U.S. Patent Publication 20080152661 demonstrated highly efficient delivery of polynucleotides, specifically RNAi oligonucleotides, to liver cells in vivo using this new improved physiologically responsive polyconjugate.
However, covalent attachment of the nucleic acid to the polyamine carried inherent limitations. Modification of the transfection polymers, to attach both the nucleic acid and the masking agents was complicated by charge interactions. Attachment of a negatively charged nucleic acid to a positively charged polymer is prone to aggregation thereby limiting the concentration of the mixture. Aggregation could be overcome by the presence of an excess of the polycation or polyanion. However, this solution limited the ratios at which the nucleic acid and the polymer may be formulated. Also, attachment of the negatively charged nucleic acid onto the unmodified cationic polymer caused condensation and aggregation of the complex and inhibited polymer modification. Modification of the polymer, forming a negative polymer, impaired attachment of the nucleic acid.

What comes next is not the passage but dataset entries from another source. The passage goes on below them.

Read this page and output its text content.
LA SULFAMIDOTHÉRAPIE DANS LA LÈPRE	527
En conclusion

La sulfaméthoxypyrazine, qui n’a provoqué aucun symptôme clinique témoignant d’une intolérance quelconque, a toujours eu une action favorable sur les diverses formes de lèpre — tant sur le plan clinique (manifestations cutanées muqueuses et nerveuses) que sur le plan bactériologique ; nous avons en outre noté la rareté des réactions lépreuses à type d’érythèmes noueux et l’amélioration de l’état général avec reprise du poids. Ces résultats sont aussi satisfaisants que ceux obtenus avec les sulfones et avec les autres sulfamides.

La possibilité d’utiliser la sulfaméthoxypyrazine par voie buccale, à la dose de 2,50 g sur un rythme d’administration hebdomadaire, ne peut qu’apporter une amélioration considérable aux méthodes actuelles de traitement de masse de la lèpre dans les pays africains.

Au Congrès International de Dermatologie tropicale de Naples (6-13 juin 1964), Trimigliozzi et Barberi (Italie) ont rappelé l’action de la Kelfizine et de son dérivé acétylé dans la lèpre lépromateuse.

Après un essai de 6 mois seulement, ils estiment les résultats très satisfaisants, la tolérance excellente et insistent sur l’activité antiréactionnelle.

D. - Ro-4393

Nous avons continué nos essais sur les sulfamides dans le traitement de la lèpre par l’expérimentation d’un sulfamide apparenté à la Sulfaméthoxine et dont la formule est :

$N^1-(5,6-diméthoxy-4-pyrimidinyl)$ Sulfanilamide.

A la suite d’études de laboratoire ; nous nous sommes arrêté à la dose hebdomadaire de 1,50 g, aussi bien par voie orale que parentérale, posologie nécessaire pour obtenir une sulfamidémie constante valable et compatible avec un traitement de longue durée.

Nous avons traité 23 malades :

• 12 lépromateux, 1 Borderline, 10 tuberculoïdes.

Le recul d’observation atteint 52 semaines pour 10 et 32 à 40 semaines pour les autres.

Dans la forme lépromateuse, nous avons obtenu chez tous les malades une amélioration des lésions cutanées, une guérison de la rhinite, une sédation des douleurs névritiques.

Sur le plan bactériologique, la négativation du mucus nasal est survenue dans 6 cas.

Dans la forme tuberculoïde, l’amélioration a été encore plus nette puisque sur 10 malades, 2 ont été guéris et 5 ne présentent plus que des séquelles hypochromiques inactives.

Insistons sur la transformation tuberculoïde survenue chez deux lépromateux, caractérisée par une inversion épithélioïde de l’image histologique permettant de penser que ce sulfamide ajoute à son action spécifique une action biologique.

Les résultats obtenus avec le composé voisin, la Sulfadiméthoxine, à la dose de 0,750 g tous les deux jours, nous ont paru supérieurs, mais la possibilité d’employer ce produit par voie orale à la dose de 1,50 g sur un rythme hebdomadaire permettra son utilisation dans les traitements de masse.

Rozema et al. further improved upon the technology described in U.S. Patent Publication 20080152661, in U.S. Provisional Application 61/307,490. In U.S. Provisional Application 61/307,490, Rozema et al. demonstrated that, by carefully selecting targeting molecules, and attaching appropriate targeting molecules independently to both an siRNA and a delivery polymer, the siRNA and the delivery polymer could be uncoupled yet retain effective targeting of both elements to cells in vivo and achieve efficient functional targeted delivery of the siRNA. The delivery polymers used in both U.S. Patent Publication 20080152661 and U.S. Provisional Application 61/307,490 were relatively large synthetic polymers, poly(vinyl ether)s and poly(acrylate)s. The larger polymers enabled modification with both targeting ligands for cell-specific binding and PEG for increased shielding. Larger polymers were necessary for effective delivery, possibly through increased membrane activity and improved protection of the nucleic acid within the cell endosome. Larger polycations interact more strongly with both membranes and with anionic RNAs.
We have now developed an improved siRNA delivery system using a much smaller delivery peptide. The improved system provides for efficient siRNA delivery with decreased toxicity and therefore a wider therapeutic window.